In article , TokaMundo wrote:
On Tue, 2 Aug 2005 22:58:33 +0000 (UTC), (Don
Klipstein) Gave us:
Going by "High Frequency Resistance", pages 3323-3325 of the 43rd
edition of the "CRC Handbook":
They give a formula X=pi*d*SQR((2*u*f)/rho)*SQR(1000)
u is magnetic permeability, unity for copper.
rho is resistivity in microohm-cm.
They simplify this for copper, to x=10*d*.01071SQR(f)
d is diameter in centimeters, and f is frequency in Hz.
So, for 17 mm diameter copper wire at 60 Hz this "x" is 1.41.

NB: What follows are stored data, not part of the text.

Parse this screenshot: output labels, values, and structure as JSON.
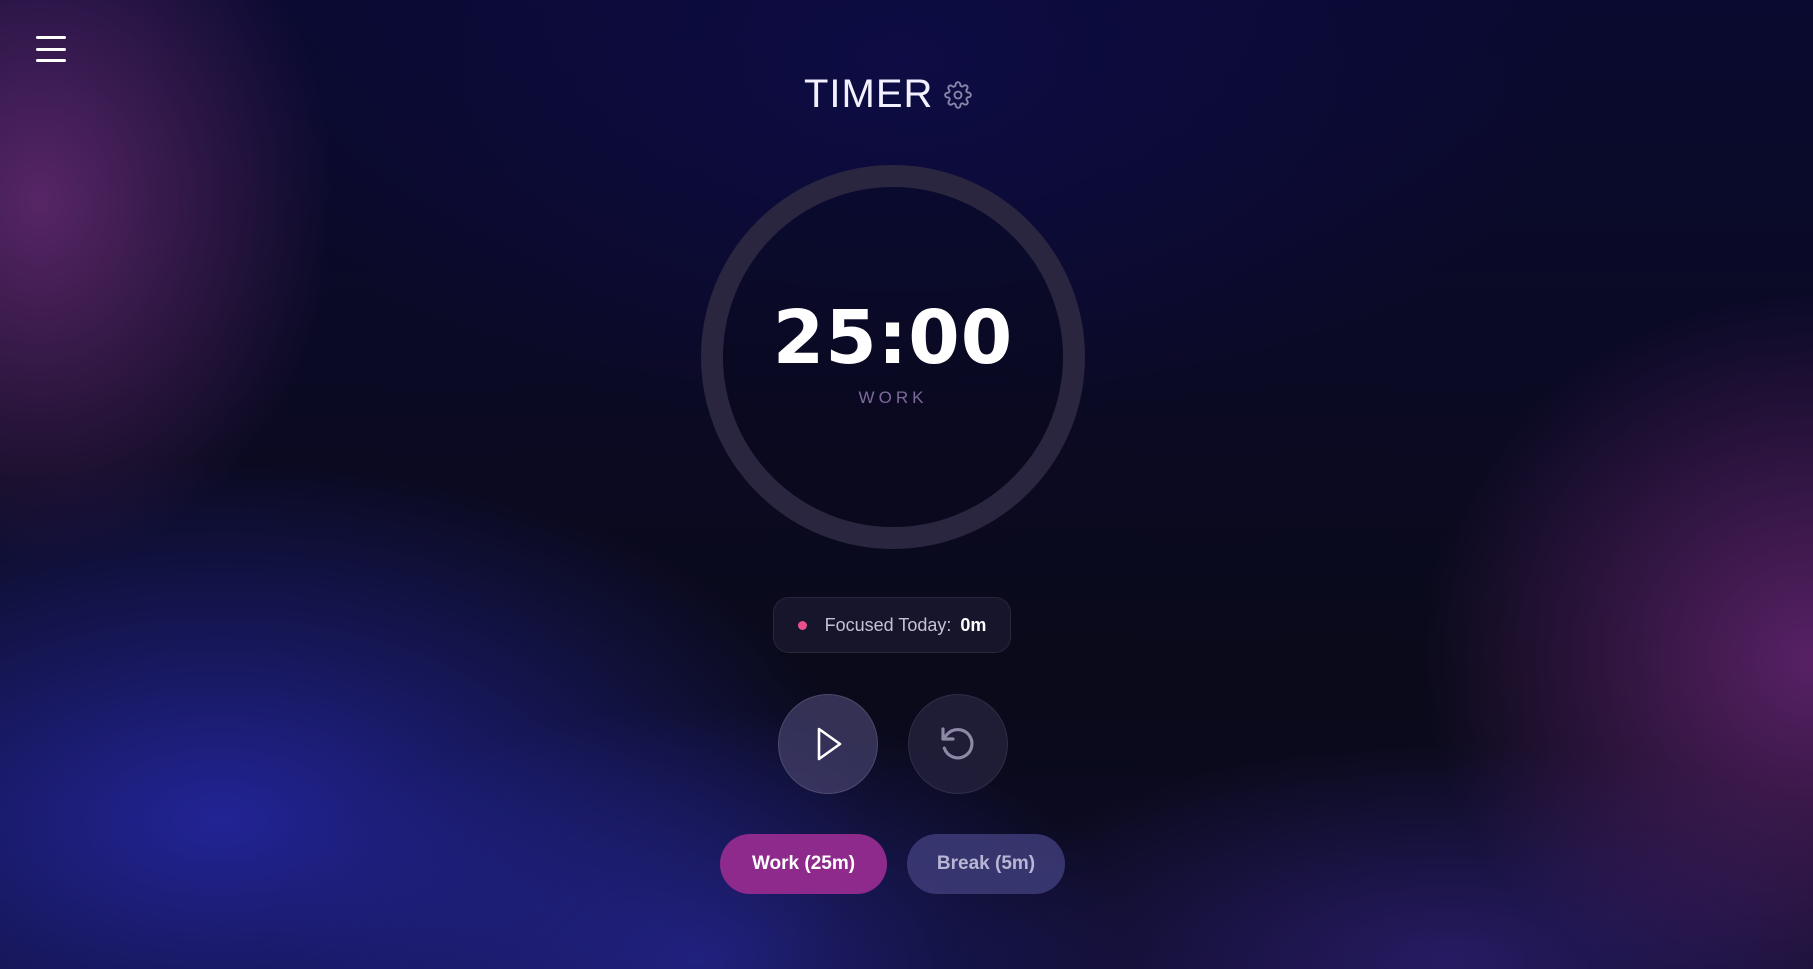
{
  "app": {
    "title": "TIMER"
  },
  "icons": {
    "menu": "hamburger-menu-icon",
    "settings": "gear-icon",
    "play": "play-icon",
    "reset": "reset-icon",
    "focus_dot": "status-dot"
  },
  "timer": {
    "time": "25:00",
    "mode": "WORK",
    "progress": 0
  },
  "stats": {
    "focused_label": "Focused Today:",
    "focused_value": "0m"
  },
  "modes": {
    "work_label": "Work (25m)",
    "break_label": "Break (5m)",
    "active": "work"
  },
  "colors": {
    "accent_work": "#8e2a8b",
    "break_button": "#3e3c78",
    "dot": "#ea4f8d",
    "ring_track": "#2a2640",
    "mode_text": "#7e6a9c"
  }
}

Next is a table that gives ratio of AC resistance to DC resistance as a
function of this "x".
This table has an entry for 1.4, giving AC resistance 1.020 times DC
resistance.
The table I saw shows the AC and DC resistance as being exactly the
same for both.
Maybe your table rounds? Please cite source as well as I did.
Your flaw is where you failed to note the topic given in the CRC
handbook.
I did note this, as you quoted above.
60 Hz is NOT high frequency... at all.
Try some calculations at 100 kHz and you'll see that those
frequencies down near zero (ie 60Hz) yield very nearly nil difference.
The formulas are functions of wire diameter, wire resistivity and
frequency, and do not lose validity merely because a thick wire has AC
resistance greater than DC resistance at a frequency that is easy to label
"NOT high".
And as you asked... Ratio of AC resistance to DC resistance of 17 mm
diameter copper wire at 100 KHz is about 21.5. This does not invalidate
the calculation for 60 Hz.
You would have been better off claiming that resistance 2% higher at 60
Hz than at DC is a negligible increase.
- Don Klipstein )